Error upgrading postgresql 12.12 -> 13.8

I’m trying to upgrade to gitlab-ce 15.11 today and getting an error with pg-upgrade. This is an attempt to run it manually outside of the package update, but showing the same results:

# gitlab-ctl pg-upgrade
Checking for an omnibus managed postgresql: OK
Checking if postgresql['version'] is set: OK
Checking if we already upgraded: NOT OK
Checking for a newer version of PostgreSQL to install
Upgrading PostgreSQL to 13.8
Checking if disk for directory /var/opt/gitlab/postgresql/data has enough free space for PostgreSQL upgrade: OK
Checking if PostgreSQL bin files are symlinked to the expected location: OK
Waiting 30 seconds to ensure tasks complete before PostgreSQL upgrade.
See https://docs.gitlab.com/omnibus/settings/database.html#upgrade-packaged-postgresql-server for details
If you do not want to upgrade the PostgreSQL server at this time, enter Ctrl-C and see the documentation for details

Please hit Ctrl-C now if you want to cancel the operation.
Toggling deploy page:cp /opt/gitlab/embedded/service/gitlab-rails/public/deploy.html /opt/gitlab/embedded/service/gitlab-rails/public/index.html
Toggling deploy page: OK
Toggling services:ok: down: gitaly: 0s, normally up
ok: down: gitlab-kas: 0s, normally up
ok: down: grafana: 0s, normally up
ok: down: logrotate: 1s, normally up
ok: down: registry: 0s, normally up
ok: down: sidekiq: 0s, normally up
Toggling services: OK
Running stop on postgresql:ok: down: postgresql: 1s, normally up
Running stop on postgresql: OK
Symlink correct version of binaries: OK
Creating temporary data directory:Error creating new directory: /var/opt/gitlab/postgresql/data.13
STDOUT: 
STDERR: su: Permission denied
Creating temporary data directory: NOT OK
== Fatal error ==
Please check the output
== Reverting ==
ok: down: postgresql: 2s, normally up
Symlink correct version of binaries: OK
ok: run: postgresql: (pid 1870773) 1s
== Reverted ==
== Reverted to 12.12. Please check output for what went wrong ==
Toggling deploy page:rm -f /opt/gitlab/embedded/service/gitlab-rails/public/index.html
Toggling deploy page: OK
Toggling services:ok: run: gitaly: (pid 1870785) 0s
ok: run: gitlab-kas: (pid 1870791) 1s
ok: run: grafana: (pid 1870815) 0s
ok: run: logrotate: (pid 1870826) 0s
ok: run: registry: (pid 1870832) 1s
ok: run: sidekiq: (pid 1870842) 0s
Toggling services: OK

The error is pretty clear that it is unable to create the temp directory /var/opt/gitlab/postgresql/data.13, but I’m not seeing why. The parent dir, /var/opt/gitlab/postgresql/, is owned by the gitlab-psql user with mode 755. There isn’t a preexisting dir data.13 in there that is owned by another user. I’m not finding any other logs that will give me any more details on the problem.

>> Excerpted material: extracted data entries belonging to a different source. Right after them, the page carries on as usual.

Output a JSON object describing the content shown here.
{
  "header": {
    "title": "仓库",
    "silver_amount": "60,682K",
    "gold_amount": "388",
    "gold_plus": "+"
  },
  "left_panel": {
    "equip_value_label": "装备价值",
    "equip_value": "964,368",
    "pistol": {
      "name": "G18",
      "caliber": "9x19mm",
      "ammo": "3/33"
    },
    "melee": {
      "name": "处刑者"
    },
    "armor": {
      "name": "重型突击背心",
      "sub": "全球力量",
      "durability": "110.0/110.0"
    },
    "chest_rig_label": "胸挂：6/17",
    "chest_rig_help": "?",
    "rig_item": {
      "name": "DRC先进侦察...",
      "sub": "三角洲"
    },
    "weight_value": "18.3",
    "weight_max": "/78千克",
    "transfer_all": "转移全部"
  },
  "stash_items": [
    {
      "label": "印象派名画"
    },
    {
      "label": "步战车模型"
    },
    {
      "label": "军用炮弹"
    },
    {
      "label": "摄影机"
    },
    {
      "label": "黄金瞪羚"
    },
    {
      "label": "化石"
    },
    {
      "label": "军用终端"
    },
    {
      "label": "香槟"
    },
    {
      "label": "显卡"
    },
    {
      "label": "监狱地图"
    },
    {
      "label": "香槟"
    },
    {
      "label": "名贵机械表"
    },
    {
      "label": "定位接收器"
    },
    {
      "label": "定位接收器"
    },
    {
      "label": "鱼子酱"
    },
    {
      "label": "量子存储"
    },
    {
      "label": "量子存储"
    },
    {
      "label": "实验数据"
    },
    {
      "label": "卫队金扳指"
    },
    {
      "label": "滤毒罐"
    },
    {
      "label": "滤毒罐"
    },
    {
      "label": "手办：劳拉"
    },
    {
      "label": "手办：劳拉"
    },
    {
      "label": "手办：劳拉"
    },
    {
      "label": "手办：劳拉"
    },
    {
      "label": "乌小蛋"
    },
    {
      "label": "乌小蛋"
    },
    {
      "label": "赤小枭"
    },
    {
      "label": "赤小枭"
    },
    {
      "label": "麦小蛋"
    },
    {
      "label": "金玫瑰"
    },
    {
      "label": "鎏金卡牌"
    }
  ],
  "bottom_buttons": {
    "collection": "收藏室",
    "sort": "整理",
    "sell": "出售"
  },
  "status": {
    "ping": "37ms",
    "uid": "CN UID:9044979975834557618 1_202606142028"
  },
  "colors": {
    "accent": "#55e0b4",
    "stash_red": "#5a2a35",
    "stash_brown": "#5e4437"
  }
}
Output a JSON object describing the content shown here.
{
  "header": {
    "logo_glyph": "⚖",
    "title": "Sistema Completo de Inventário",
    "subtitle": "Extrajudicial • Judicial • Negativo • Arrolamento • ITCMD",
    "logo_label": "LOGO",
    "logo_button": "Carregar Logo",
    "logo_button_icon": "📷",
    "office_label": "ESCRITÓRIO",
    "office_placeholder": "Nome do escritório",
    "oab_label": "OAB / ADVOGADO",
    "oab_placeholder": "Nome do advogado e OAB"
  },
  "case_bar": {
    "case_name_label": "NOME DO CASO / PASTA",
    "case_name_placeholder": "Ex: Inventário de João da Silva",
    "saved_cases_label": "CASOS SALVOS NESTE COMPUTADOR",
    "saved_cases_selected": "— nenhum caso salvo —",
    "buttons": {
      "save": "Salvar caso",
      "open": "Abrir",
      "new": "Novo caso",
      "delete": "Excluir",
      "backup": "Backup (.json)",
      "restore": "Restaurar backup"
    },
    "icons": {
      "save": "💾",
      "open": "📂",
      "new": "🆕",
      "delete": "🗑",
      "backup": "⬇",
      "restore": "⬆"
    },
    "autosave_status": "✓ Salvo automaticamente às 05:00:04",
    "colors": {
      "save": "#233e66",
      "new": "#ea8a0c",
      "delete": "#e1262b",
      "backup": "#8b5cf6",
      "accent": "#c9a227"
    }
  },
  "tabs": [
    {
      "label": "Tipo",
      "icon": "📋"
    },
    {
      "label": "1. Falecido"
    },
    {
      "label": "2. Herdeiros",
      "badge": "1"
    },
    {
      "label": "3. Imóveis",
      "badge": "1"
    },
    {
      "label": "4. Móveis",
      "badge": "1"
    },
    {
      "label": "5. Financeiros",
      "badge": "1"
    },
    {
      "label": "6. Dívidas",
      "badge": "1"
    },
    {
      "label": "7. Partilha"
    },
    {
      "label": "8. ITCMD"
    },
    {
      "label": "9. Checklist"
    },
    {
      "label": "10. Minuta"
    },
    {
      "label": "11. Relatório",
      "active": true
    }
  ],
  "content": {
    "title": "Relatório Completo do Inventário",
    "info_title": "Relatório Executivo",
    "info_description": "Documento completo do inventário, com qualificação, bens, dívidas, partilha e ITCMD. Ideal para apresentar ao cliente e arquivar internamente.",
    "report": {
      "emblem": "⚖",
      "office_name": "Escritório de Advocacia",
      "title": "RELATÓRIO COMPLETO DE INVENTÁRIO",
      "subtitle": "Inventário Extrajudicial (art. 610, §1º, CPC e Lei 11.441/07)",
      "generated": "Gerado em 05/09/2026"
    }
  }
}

The upgrade to gitlab-ce itself seems to have otherwise been successful, and everything is running fine without the postgresql upgrade. It seems safe to pin it at 12 for now, but I would like to be able to stay as current as possible. Anybody have suggestions for further debugging, or steps to fix or workaround this problem?

I’m installing gitlab-ce from official gitlab.com repos. Running on Debian 11, also fully patched and up to date.

Thanks.
Seth

Hi @sethgali :wave:,

The upgrade to PostgreSQL 13.8 as part of 15.11 will be skipped in any of the following cases:

  • You are running the database in high availability mode with Patroni.
  • Your database nodes are part of a GitLab Geo configuration.
  • You have specifically opted out.
  • You have set postgresql['version'] = 12 in your gitlab.rb file.

Could you confirm that none of these conditions apply to you?

If not, we can attempt to create the directory manually, set the correct ownership and permissions, and then retry the pg-upgrade.

sudo mkdir /var/opt/gitlab/postgresql/data.13
sudo chown gitlab-psql /var/opt/gitlab/postgresql/data.13
sudo chmod 755 /var/opt/gitlab/postgresql/data.13
sudo gitlab-ctl pg-upgrade

Give that a try and let us know how it goes.

For additional information, refer to: https://docs.gitlab.com/omnibus/settings/database.html#upgrade-packaged-postgresql-server

Hi There,

I’m having exactly the same issue as @sethgali .

  • I do not run a HA cluster
  • I do not run a GitLab Geo conf
  • I have not created /etc/gitlab/disable-postgresql-upgrade
  • I have not pinned the PG version in gitlab.rb

I created the /var/opt/gitlab/postgresql/data.13 by myself as you recommended and ensured gitlab-pgsql has access rights. Verified with sudo -u gitlab-psql touch /var/opt/gitlab/postgresql/data.13/tmp wich did work. But gitlab-ctl pg-upgrade still fails with the same error as for @sethgali .

Any idea?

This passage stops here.